🤖 AI Summary
Large language models (LLMs) face significant challenges in general audio-language tasks, including substantial acoustic variability, poor cross-task generalization, and heavy reliance on large-scale ASR or captioning data. Method: We propose a dynamic soft prompt selection mechanism that employs a learnable key-value memory module to adaptively balance generic and task-specific knowledge; integrates soft token embeddings; and adopts single-stage end-to-end training—eliminating multi-stage fine-tuning. Contribution/Results: Our approach substantially reduces data dependency while enhancing cross-task interpretability and prompt discriminability.
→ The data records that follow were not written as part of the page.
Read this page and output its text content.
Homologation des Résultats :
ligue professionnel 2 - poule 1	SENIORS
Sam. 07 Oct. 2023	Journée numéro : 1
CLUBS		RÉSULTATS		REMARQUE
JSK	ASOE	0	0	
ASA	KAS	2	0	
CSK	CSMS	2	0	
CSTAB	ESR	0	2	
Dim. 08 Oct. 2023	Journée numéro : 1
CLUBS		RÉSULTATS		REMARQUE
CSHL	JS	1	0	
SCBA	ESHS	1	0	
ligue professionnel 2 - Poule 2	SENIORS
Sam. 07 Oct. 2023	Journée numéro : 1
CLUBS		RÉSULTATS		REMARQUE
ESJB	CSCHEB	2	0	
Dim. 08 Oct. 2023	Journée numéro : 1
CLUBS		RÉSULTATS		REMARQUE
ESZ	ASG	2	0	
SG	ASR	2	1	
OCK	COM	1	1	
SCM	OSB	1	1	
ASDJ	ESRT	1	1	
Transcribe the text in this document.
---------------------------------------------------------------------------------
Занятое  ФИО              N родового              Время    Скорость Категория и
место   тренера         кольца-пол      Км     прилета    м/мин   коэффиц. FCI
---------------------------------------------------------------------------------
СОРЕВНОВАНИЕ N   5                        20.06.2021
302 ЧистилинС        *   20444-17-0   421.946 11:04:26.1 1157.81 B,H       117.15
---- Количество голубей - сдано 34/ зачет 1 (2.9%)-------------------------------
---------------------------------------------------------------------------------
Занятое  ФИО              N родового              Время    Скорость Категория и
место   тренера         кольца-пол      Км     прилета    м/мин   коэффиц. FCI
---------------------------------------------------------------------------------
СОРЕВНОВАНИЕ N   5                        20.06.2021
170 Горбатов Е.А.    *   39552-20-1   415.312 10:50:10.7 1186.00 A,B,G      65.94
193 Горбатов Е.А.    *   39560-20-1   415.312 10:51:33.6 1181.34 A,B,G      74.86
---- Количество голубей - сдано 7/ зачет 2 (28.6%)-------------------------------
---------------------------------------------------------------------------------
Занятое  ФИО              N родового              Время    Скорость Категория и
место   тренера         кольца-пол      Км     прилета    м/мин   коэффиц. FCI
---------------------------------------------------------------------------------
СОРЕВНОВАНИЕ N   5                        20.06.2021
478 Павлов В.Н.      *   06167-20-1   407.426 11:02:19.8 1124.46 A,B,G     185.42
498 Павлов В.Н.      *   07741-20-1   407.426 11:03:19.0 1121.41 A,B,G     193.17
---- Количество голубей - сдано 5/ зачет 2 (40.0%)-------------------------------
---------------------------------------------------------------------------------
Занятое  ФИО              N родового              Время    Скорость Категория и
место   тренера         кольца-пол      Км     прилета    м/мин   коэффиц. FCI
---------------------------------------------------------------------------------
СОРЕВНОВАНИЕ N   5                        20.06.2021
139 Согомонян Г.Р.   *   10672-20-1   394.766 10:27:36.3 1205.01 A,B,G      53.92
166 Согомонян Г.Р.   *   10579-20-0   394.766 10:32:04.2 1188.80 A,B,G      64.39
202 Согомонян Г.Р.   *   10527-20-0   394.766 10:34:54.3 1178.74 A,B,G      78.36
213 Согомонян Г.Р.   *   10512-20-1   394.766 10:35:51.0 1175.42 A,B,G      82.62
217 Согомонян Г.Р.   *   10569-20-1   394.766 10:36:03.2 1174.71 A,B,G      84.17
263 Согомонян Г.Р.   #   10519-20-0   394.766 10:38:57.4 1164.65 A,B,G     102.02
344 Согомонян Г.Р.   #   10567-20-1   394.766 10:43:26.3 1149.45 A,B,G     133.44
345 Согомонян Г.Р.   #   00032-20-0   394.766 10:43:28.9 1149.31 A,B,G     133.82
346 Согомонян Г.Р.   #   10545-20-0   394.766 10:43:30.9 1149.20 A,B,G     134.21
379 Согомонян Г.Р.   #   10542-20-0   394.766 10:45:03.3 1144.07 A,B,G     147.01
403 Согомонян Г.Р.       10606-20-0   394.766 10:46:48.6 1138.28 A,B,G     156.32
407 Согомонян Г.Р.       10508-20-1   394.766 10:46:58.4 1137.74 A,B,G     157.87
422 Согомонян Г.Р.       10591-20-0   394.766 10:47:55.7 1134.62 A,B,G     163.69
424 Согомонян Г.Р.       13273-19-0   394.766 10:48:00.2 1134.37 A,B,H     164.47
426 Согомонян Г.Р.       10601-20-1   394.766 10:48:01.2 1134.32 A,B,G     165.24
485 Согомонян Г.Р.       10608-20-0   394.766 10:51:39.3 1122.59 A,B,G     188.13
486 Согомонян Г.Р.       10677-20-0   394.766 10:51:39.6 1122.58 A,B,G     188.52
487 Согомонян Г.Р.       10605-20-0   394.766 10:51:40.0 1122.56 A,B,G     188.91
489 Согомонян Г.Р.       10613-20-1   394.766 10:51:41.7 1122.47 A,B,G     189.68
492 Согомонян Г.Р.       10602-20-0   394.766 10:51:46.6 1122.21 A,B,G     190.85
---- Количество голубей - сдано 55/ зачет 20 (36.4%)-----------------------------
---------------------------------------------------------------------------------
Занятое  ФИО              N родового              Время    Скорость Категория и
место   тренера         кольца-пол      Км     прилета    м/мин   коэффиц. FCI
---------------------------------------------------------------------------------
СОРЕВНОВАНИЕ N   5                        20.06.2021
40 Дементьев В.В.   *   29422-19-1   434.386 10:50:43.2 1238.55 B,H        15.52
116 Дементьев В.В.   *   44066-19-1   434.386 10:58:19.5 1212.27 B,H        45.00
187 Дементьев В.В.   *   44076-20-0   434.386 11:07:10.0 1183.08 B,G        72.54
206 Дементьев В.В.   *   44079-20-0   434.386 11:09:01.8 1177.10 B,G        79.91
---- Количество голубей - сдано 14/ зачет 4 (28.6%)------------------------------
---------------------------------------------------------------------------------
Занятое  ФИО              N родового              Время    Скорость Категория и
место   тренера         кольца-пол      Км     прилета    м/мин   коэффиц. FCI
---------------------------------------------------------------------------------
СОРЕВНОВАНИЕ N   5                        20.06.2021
It achieves state-of-the-art performance across multiple speech-language understanding benchmarks, with fewer parameters and a more streamlined training process.
📝 Abstract
Foundation models based on large language models (LLMs) have shown great success in handling various tasks and modalities. However, adapting these models for general-purpose audio-language tasks is challenging due to differences in acoustic environments and task variations. In this work, we introduce LiSTEN Learning Soft Token Embeddings for Neural Audio LLMs), a framework for adapting LLMs to speech and audio tasks. LiSTEN uses a dynamic prompt selection strategy with learnable key-value pairs, allowing the model to balance general and task-specific knowledge while avoiding overfitting in a multitask setting. Our approach reduces dependence on large-scale ASR or captioning datasets, achieves competitive performance with fewer trainable parameters, and simplifies training by using a single-stage process. Additionally, LiSTEN enhances interpretability by analyzing the diversity and overlap of selected prompts across different tasks.